At their meeting this week, the Lubbock City Council decided that there will be no further action on the tax saga involving District 1 Councilman Victor Hernandez.

KFYO News first reported in late January that Hernandez was delinquent on over $10,000 in property taxes on his downtown office building, located at 1114 10th Street. As Hernandez was elected and began his term, he was indebted to the city, which, according to the Lubbock City Charter, means he was ineligible to hold office.

Article 9, Section 4 of the City Charter states that “The Mayor, Councilmen, and other officers and employees shall not be indebted to the City…Any officer or employee of the City who shall cease to possess any of the qualifications herein required shall forfeit his office or position, and any contract in which any officer or employee shall or may become interested may be declared void by the Council.” and current state law specifies that an unpaid tax is a debt.

Hernandez paid the taxes on the building on February 7th.

The Lubbock City Council opted to have the issue reviewed by Lubbock County District Attorney Matt Powell. Powell said that the language of the section of the City Charter under scrutiny could be unconstitutional, according to a small number of similar cases decided in court.

The council had the option of requesting that Texas Attorney General Greg Abbott’s office review and present the case, but decided that there will be no further action on the matter involving Hernandez.

After the meeting ended, Mayor Tom Martin said “The council decided in an executive session meeting with Bob Craig, our outside council, decided at this point, the issue involving Mr. Hernandez’s eligibility to serve on the council is concluded. Since the district attorney declined to prosecute the case in a district court, we really have no other option at this point.”

Martin continued, saying “Mr. Craig also believes that there may be some problems with the way the charter is worded, and he also believes that there may be some prohibitions in state law which may keep us from being able to take any action. A lot of things have to be researched.”

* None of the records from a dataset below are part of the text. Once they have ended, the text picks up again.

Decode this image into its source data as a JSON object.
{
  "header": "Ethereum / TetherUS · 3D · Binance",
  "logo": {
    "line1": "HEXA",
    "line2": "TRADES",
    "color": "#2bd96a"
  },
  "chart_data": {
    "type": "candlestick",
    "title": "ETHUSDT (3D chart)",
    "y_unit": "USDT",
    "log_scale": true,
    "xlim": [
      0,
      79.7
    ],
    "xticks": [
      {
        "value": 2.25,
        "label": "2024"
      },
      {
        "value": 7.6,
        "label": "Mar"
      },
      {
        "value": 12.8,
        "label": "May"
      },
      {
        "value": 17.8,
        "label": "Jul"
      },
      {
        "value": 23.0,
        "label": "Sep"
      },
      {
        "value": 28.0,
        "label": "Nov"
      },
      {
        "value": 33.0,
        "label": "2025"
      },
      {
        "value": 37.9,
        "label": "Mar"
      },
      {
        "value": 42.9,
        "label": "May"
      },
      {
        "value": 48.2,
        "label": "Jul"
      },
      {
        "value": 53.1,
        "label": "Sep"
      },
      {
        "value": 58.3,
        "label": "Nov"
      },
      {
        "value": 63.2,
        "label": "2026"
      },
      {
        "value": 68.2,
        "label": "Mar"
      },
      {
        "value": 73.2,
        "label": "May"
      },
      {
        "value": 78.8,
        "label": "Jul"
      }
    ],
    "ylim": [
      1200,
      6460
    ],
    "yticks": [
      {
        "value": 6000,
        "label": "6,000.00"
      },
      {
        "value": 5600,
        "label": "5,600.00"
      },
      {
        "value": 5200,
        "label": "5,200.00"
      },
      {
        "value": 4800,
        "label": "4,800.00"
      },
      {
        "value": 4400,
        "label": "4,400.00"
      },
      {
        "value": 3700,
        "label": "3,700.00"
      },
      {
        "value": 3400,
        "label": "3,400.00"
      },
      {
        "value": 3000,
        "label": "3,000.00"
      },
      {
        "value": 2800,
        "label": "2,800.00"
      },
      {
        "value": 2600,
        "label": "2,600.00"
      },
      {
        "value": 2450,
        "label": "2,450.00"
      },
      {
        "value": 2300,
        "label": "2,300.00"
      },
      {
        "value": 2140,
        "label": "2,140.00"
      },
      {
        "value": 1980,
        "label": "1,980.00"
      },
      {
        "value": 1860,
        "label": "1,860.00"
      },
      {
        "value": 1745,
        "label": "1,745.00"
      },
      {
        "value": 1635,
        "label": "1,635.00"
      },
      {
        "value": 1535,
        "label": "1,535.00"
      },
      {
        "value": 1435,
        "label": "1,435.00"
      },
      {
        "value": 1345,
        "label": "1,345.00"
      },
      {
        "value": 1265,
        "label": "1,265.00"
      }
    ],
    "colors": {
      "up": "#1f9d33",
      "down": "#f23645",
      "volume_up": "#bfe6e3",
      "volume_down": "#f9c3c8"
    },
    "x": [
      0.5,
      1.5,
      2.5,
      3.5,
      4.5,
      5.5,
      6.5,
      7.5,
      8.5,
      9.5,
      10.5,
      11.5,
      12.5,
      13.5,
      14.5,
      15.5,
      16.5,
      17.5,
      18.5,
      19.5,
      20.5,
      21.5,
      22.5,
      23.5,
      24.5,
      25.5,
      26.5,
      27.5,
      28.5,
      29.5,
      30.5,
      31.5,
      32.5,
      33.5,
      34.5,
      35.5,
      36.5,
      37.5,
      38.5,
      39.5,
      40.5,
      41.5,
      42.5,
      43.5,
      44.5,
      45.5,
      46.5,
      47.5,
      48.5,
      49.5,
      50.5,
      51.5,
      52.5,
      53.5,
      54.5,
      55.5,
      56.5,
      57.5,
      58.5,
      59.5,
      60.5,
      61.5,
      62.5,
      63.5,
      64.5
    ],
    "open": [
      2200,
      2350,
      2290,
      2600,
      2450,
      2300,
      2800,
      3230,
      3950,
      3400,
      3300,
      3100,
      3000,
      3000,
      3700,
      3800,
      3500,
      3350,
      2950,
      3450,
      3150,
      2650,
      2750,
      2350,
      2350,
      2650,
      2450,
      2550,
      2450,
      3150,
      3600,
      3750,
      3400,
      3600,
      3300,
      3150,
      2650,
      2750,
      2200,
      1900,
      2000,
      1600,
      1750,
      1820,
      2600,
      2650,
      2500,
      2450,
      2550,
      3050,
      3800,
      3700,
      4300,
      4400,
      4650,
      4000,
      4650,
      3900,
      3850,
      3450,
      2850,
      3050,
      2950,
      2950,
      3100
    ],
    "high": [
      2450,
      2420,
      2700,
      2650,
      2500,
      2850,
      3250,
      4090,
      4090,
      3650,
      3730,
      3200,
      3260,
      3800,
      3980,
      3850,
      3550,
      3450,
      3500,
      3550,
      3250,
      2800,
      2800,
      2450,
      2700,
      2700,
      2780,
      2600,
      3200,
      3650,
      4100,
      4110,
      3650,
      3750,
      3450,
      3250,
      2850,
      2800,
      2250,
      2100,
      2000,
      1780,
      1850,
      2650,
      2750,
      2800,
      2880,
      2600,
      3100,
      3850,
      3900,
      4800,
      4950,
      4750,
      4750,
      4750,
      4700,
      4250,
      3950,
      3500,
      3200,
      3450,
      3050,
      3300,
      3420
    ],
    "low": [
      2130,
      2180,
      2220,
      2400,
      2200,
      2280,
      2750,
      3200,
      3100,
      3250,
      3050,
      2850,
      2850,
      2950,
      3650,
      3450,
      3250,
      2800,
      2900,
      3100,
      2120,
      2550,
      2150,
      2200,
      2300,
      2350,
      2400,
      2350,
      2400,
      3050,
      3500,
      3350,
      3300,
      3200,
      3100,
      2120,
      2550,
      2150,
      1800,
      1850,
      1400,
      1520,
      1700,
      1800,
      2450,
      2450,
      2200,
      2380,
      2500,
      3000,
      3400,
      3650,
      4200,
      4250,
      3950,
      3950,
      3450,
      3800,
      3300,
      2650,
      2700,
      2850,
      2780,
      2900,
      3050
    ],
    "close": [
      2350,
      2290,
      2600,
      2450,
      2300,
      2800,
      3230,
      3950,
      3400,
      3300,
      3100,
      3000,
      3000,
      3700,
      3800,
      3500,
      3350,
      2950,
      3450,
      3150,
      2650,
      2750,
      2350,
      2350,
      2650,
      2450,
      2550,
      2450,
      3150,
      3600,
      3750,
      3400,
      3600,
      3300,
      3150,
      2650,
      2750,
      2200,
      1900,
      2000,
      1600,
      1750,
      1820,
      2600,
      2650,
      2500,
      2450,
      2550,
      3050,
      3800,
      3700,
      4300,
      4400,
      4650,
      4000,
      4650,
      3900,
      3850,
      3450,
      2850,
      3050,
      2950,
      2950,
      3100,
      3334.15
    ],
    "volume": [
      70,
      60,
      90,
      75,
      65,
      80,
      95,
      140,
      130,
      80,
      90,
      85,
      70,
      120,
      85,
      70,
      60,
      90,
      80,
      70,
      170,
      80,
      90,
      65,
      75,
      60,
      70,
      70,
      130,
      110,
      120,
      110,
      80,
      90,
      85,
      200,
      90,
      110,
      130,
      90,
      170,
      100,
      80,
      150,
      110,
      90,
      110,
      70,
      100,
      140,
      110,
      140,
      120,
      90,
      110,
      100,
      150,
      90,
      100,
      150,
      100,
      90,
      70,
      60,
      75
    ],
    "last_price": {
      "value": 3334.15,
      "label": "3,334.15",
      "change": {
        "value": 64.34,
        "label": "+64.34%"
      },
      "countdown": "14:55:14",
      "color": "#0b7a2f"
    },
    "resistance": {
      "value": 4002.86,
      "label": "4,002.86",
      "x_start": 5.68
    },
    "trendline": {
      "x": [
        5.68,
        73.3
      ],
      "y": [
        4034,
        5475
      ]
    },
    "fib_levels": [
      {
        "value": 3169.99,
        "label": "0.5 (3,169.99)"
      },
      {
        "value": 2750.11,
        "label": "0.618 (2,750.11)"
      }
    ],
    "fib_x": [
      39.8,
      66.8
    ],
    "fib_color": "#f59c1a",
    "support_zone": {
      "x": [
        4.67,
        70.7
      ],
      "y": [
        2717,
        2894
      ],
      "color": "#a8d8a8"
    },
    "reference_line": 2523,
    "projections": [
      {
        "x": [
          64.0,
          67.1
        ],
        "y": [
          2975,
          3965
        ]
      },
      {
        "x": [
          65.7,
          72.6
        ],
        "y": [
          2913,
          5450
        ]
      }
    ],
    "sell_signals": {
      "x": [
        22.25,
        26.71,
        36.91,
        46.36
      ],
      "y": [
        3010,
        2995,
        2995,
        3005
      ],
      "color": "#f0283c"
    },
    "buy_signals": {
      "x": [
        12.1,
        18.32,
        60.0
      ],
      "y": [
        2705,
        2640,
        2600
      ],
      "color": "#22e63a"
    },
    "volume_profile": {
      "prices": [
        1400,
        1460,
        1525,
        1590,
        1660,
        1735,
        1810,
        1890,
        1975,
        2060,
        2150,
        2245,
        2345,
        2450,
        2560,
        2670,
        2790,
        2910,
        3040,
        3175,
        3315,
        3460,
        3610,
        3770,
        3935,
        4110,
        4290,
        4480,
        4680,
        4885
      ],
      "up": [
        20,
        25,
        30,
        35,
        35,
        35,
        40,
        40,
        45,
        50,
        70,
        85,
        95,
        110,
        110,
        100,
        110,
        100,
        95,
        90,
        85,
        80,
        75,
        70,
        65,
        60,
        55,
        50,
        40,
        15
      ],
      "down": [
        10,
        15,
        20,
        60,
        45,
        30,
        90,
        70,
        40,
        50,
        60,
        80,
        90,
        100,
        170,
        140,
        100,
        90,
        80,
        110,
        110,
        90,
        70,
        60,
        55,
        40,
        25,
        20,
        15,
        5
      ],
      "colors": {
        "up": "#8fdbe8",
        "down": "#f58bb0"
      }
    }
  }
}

Martin elaborated further with some conclusions and vague future actions, saying “The council, as a result of the executive session, I think it’s fair to say, has two opinions. Number one is that everyone on the council believes that you should pay your property taxes if you’re going to serve as a member of the city council. With that though, we also believe that whatever we structure has to be enforceable in court, and so therefore we’ve asked Mr. Craig to do some further study on the issue. It may involve amendments to the charter, although that’s not certain. It may involve some changes to the city’s personnel policies, but we’ve asked him to look at all those possibilities, and report back to the council at an appropriate time.”

Local attorney Bob Craig was hired by the city to review the matter, after it was discovered that City of Lubbock Attorney Sam Medina also had unpaid property taxes for three months while serving in his current position. Medina owed back taxes for 2006 and 2007 on a rental property he owned, and did not pay them until December 2009, after serving as city attorney for three months.

Hernandez had faced similar scrutiny before. In 2002, during a previous term on the city council, Hernandez owed back property taxes, but again, there was uncertainty over whether or not unpaid taxes were considered to be a debt.

In mid-February, Hernandez announced that he was putting his downtown office building up for sale. He was asking $737,000 for the 13,000 square-foot Ralli House, which houses his law office.